Using tf.device when creating Keras layers does not move layer computation to that device #53671

psobot · 2022-01-06T15:43:22Z

System information

Have I written custom code (as opposed to using a stock example script provided in TensorFlow): Yes
OS Platform and Distribution (e.g., Linux Ubuntu 16.04): Google Cloud AI Platform (TensorFlow Enterprise 2.7)
TensorFlow installed from (source or binary): binary
TensorFlow version (use command below): v2.7.0-rc1-69-gc256c071bb2 2.7.0
Python version: Python 3.7.12
CUDA/cuDNN version: 11.3, V11.3.109
GPU model and memory: NVIDIA Tesla K80 (x4)
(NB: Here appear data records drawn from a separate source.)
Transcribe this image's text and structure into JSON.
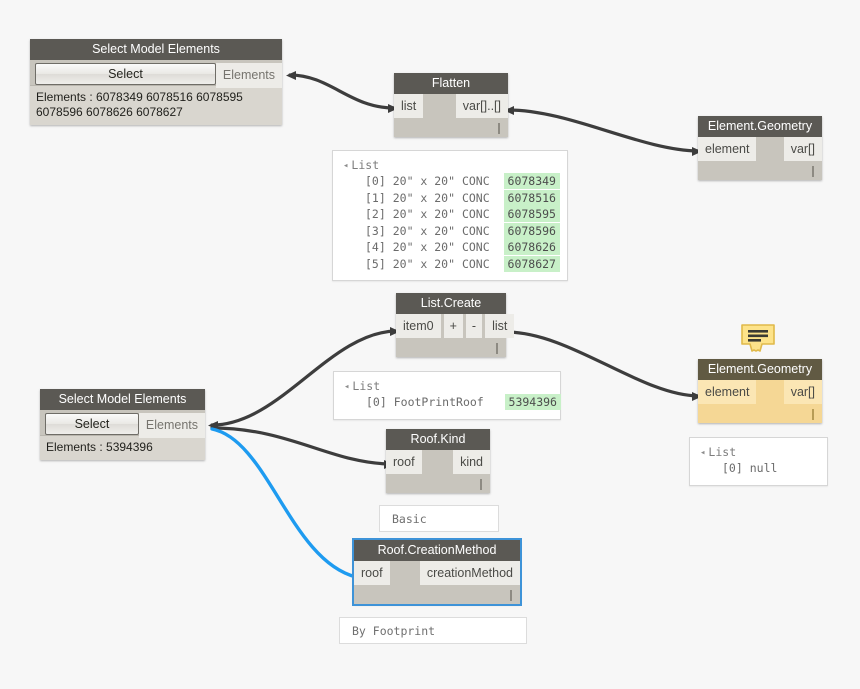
{
  "canvas": {
    "background": "#f7f7f7",
    "wire_color": "#3d3d3d",
    "selected_wire_color": "#1e9bf0",
    "node_header_color": "#5b5954",
    "node_body_color": "#c8c5bd",
    "warning_body_color": "#f5d795",
    "value_highlight_color": "#c8f0c8"
  },
  "nodes": {
    "select_model_elements_1": {
      "title": "Select Model Elements",
      "button_label": "Select",
      "port_label": "Elements",
      "info_text": "Elements : 6078349 6078516 6078595 6078596 6078626 6078627"
    },
    "flatten": {
      "title": "Flatten",
      "input_label": "list",
      "output_label": "var[]..[]"
    },
    "element_geometry_1": {
      "title": "Element.Geometry",
      "input_label": "element",
      "output_label": "var[]"
    },
    "list_create": {
      "title": "List.Create",
      "input_label": "item0",
      "add_label": "+",
      "remove_label": "-",
      "output_label": "list"
    },
    "select_model_elements_2": {
      "title": "Select Model Elements",
      "button_label": "Select",
      "port_label": "Elements",
      "info_text": "Elements : 5394396"
    },
    "roof_kind": {
      "title": "Roof.Kind",
      "input_label": "roof",
      "output_label": "kind"
    },
    "roof_creation_method": {
      "title": "Roof.CreationMethod",
      "input_label": "roof",
      "output_label": "creationMethod",
      "selected": true
    },
    "element_geometry_2": {
      "title": "Element.Geometry",
      "input_label": "element",
      "output_label": "var[]",
      "has_warning": true
    }
  },
  "previews": {
    "flatten_preview": {
      "header": "List",
      "rows": [
        {
          "index": "[0]",
          "text": "20\" x 20\" CONC",
          "value": "6078349"
        },
        {
          "index": "[1]",
          "text": "20\" x 20\" CONC",
          "value": "6078516"
        },
        {
          "index": "[2]",
          "text": "20\" x 20\" CONC",
          "value": "6078595"
        },
        {
          "index": "[3]",
          "text": "20\" x 20\" CONC",
          "value": "6078596"
        },
        {
          "index": "[4]",
          "text": "20\" x 20\" CONC",
          "value": "6078626"
        },
        {
          "index": "[5]",
          "text": "20\" x 20\" CONC",
          "value": "6078627"
        }
      ]
    },
    "list_create_preview": {
      "header": "List",
      "rows": [
        {
          "index": "[0]",
          "text": "FootPrintRoof",
          "value": "5394396"
        }
      ]
    },
    "element_geometry_2_preview": {
      "header": "List",
      "rows": [
        {
          "index": "[0]",
          "text": "null",
          "value": ""
        }
      ]
    },
    "roof_kind_preview": {
      "text": "Basic"
    },
    "roof_creation_method_preview": {
      "text": "By Footprint"
    }
  }
}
Describe the current behavior

When creating a Keras model using the tf.device context manager, the resources used by that layer are placed on the requested device, but the TensorFlow ops involved in that layer do not execute on that device.

Describe the expected behavior

Using the tf.device context manager when constructing a Keras layer should perform that layer's computation on the specified device.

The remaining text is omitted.